O mestre e seu discípulo faziam uma peregrinação em um deserto. Estavam mergulhados em profundo silêncio. Procuravam alcançar a supremacia do conhecimento. O isolamento da sociedade, das províncias abarrotadas de seres gananciosos e imorais, o isolamento do pecado e das distrações materiais.
Não tinham um destino específico; buscavam apenas o silêncio onde a sabedoria deflora. O discípulo esperava revelações e, quem sabe, a inspiração para escrever um livro que revolucionaria a literatura..
O mestre, homem muito vivido (boatos corriam de que o velho tinha quase duzentos anos), por trás da barba volumosa, ostentava uma expressão serena e absorta. O discípulo, que era um tanto quanto agitado, vez por outra, olhava para o mestre abstraído e interrompia sua concentração:
– Mestre, estou com fome. E não há nada nesse deserto para comermos.

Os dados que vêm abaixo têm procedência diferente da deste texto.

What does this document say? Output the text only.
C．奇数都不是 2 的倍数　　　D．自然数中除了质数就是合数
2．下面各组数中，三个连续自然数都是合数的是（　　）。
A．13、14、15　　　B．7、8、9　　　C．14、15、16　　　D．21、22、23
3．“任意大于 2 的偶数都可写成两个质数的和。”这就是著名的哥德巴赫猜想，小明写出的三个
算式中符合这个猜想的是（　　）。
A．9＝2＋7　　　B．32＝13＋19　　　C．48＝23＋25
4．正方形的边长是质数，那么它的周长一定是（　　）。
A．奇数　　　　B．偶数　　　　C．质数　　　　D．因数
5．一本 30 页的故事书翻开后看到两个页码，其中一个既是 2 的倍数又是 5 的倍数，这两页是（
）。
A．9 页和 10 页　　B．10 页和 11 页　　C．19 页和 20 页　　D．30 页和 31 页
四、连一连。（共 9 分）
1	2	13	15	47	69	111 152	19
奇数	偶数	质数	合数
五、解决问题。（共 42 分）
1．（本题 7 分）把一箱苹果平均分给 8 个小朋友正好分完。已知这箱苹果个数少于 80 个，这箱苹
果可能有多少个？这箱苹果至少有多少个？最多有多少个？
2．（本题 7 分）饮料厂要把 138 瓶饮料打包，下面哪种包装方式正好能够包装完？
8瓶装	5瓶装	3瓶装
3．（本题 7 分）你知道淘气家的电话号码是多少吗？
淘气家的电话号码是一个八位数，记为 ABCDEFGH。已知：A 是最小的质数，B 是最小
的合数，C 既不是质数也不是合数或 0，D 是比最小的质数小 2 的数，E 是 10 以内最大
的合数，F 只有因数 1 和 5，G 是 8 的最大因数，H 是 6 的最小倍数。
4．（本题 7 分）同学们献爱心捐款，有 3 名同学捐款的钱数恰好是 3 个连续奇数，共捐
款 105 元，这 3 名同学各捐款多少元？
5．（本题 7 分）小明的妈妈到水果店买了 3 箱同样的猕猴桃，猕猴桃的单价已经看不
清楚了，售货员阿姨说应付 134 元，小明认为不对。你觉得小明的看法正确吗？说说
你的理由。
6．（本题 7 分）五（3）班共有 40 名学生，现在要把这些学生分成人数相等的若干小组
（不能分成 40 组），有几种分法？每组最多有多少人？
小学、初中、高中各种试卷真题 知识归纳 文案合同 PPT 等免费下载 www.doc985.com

Sem fazer um só movimento com a cabeça, nem um discreto piscar de olhos, o mestre dizia:
– O conhecimento vai lhe saciar.
E seguiam adiante.
Cruzavam morros e montanhas, valas e vales, desertos e ermos. O discípulo já caminhava com dificuldades. O mestre, porém, parecia se alimentar de oxigênio – não havia um resquício sequer de cansaço em sua expressão, e seu corpo mantinha-se ereto como quando iniciaram a longa caminhada.
O discípulo, não ouvindo a voz da sabedoria, mas apenas o som grotesco provindo de suas entranhas esfomeadas, clamava:
– Mestre, precisamos encontrar algo para comer.
O mestre lhe encarou com desfavor (era a primeira vez nas últimas quarenta e oito horas que ele mexia o pescoço):
– Você não compreendeu a profundidade da lição, não é? Não dizia o sábio que nem só de pão vive o homem?
– Mas, mestre, a minha barriga…
– Minhas palavras deveriam ecoar em sua mente, tão recentes que ainda são, discípulo estúpido: o conhecimento vai lhe saciar. E isto basta!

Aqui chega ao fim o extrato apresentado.